As we slide into 2017, speech recognition is all the rage – it was the darling of CES and you can’t pick up a business or tech journal without reading about the phenomenon. The sudden explosion of interest and coverage could lead one to assume this is yet another hype bubble waiting to burst. I don’t think so, and I’ll explain why below. But first let’s roll back the calendar and look at the evolution of the technology… 2016… 2015… 2014… 2010… 2005…
In the late 1990’s and early 2000’s, speech recognition was a hot topic. Powered by early versions of machine learning algorithms and improvements in processing power, and boosted by the advent of VoiceXML which brought web methods to voice, pundits preached of the day when a “voice web” would rise to rival the dot-com bubble.
It never happened.
Implementors quickly found an Achille’s heel in speech interfaces: the single-dimensional information stream provided by audio was no match for two-dimensional visual presentation of the web and apps – it was simply too cumbersome to consume large quantities of information via audio. This relegated speech to “desperation” scenarios where visual simply wasn’t an option or to human automation scenarios (e.g. call centers).
Fast forward a decade and a half. Siri which, for all that its been maligned, was a watershed moment for speech. It came with reasonable accuracy and with a set of natural use cases (hand free driving, message dictation, cold-weather hands-free operation, etc.). It took speech mainstream.
What Siri started, Amazon Echo took to the next level. Rather than requiring the user to interrupt the natural flow of their lives to fiddle with their phone, Alexa is always on and ready to go (so long as you’re near it, of course). This means Alexa enables Micro-Moments and integrates into one’s normal flow of life. The importance of that can’t be understated.

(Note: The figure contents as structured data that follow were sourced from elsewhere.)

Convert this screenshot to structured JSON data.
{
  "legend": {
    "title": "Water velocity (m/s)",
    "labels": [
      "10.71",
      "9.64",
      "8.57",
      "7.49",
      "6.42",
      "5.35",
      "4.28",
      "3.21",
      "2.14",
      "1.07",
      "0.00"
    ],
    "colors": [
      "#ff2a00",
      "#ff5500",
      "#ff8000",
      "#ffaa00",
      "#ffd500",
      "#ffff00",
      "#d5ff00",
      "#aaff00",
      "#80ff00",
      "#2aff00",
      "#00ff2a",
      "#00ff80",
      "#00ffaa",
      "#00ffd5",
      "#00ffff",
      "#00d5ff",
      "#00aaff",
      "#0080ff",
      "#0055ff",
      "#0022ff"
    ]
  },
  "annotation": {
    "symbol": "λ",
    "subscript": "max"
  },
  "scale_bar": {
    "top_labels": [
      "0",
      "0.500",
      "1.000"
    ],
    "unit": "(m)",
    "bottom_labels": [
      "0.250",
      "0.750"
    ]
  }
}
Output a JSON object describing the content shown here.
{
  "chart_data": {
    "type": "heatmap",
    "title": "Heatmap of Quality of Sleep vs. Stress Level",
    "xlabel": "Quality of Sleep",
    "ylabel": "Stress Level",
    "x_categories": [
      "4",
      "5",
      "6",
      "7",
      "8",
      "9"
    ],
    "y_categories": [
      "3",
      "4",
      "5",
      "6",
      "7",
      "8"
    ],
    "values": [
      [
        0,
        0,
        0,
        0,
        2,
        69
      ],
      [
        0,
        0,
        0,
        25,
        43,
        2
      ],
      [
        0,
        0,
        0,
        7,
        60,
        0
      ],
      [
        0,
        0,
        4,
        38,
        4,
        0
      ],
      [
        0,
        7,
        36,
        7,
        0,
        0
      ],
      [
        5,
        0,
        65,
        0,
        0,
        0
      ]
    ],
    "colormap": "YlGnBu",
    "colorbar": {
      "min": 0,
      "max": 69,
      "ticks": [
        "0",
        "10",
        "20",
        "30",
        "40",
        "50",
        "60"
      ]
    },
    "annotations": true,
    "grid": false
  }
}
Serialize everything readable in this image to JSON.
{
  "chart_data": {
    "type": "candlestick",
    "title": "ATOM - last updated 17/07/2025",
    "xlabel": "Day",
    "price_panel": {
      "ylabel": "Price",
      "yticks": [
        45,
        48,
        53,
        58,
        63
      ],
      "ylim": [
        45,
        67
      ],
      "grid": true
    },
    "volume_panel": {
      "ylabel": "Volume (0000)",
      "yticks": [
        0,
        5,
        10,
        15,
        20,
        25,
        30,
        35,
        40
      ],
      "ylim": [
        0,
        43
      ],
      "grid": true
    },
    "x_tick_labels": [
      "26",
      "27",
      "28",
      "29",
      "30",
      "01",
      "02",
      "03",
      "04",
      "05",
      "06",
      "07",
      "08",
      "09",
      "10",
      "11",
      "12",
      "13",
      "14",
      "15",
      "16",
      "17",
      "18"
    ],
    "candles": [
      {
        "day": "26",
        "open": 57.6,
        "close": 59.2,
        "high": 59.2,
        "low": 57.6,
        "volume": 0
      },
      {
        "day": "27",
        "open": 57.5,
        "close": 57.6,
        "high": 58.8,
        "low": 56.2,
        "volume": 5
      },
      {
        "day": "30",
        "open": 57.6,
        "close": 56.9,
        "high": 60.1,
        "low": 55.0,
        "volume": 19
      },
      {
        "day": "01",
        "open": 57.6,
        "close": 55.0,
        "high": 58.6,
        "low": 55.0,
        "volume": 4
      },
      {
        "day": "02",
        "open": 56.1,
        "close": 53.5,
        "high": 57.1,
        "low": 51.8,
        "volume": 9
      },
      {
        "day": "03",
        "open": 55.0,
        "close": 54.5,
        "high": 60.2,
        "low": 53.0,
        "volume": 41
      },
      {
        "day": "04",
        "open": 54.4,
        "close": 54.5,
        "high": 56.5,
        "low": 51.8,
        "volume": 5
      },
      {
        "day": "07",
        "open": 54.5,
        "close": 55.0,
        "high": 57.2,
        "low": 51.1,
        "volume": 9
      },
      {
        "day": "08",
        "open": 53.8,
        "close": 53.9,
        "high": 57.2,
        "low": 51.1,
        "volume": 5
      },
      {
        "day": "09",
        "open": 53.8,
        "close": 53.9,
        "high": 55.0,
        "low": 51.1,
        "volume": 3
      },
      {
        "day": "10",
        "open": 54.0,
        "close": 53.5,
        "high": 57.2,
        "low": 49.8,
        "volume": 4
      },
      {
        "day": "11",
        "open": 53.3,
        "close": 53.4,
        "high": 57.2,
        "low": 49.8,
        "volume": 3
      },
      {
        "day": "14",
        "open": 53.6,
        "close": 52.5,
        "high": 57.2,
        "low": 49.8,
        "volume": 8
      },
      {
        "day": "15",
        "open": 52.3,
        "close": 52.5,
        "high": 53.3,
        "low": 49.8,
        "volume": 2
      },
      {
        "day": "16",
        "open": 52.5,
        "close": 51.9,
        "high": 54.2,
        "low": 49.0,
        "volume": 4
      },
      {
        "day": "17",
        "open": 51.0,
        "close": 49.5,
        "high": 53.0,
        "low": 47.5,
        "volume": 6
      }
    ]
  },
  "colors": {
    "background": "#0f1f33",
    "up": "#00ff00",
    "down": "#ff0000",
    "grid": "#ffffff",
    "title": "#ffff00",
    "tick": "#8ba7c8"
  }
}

Over the last six months other tech giants have started falling over themselves to respond to the market success of Echo and the surprising stats coming in from the market: 20% of mobile searches via speech, 42% of people using voice assistants, etc. Google recently released “Home” and is plugging Assistant into its Pixel phone and other devices. Facebook and others and trailing close behind. And Apple is working to regain it’s early lead by freeing Siri from the confines of the phone and laptop.
So where’s it all going?
To speculate on that we should probably look at why consumer speech recognition is succeeding this time. First, improvements in processing power and neural network / “deep learning” algorithms dropped the cost and radically improved the accuracy of speech recognition. This has allowed speech + AI to subtly creep into more and more user facing apps (e.g. Google Translate) which both conditioned users as well as helped train the speech engines. The technology is still limited to single-dimensional streams, but the enormous popularity of chat and, more recently, bots shows that there is plenty of attraction to this single dimension.
But speech is still limited – for example the best recognition engines need a network connection to use cloud resources and noisy environments common to cityscapes continue to confound recognition engines. This is why the Echo approach is genius – an always-on device with a great microphone in a (somewhat) quite environment. But will speech move beyond the use case of playing music or getting the weather?
Yes. Advanced headphones like the Apple AirPods will expand “always on” beyond the home. Improved algorithms will handle noisy environments. But perhaps most important – multi-modal interfaces are now eminently possible.
What’s multi-modal? Basically an interaction that spans multiple interfaces simultaneously. For example, you may start an interaction via voice but complete it via a mobile device – like asking your voice assistant to read your email headers but then forwarding an email of interest to the nearest screen to be read and responded to. Fifteen years ago there simple weren’t too many options for bouncing between speech and graphical interfaces. Today, the ubiquity of connected smart phones changes the equation.
Will this be the last big wave of speech? No. Until the speech interface is backed by full AI it can’t reach it’s full potential. Likewise there’s still a lot of runway in terms of interface devices. But this time it’s here to stay.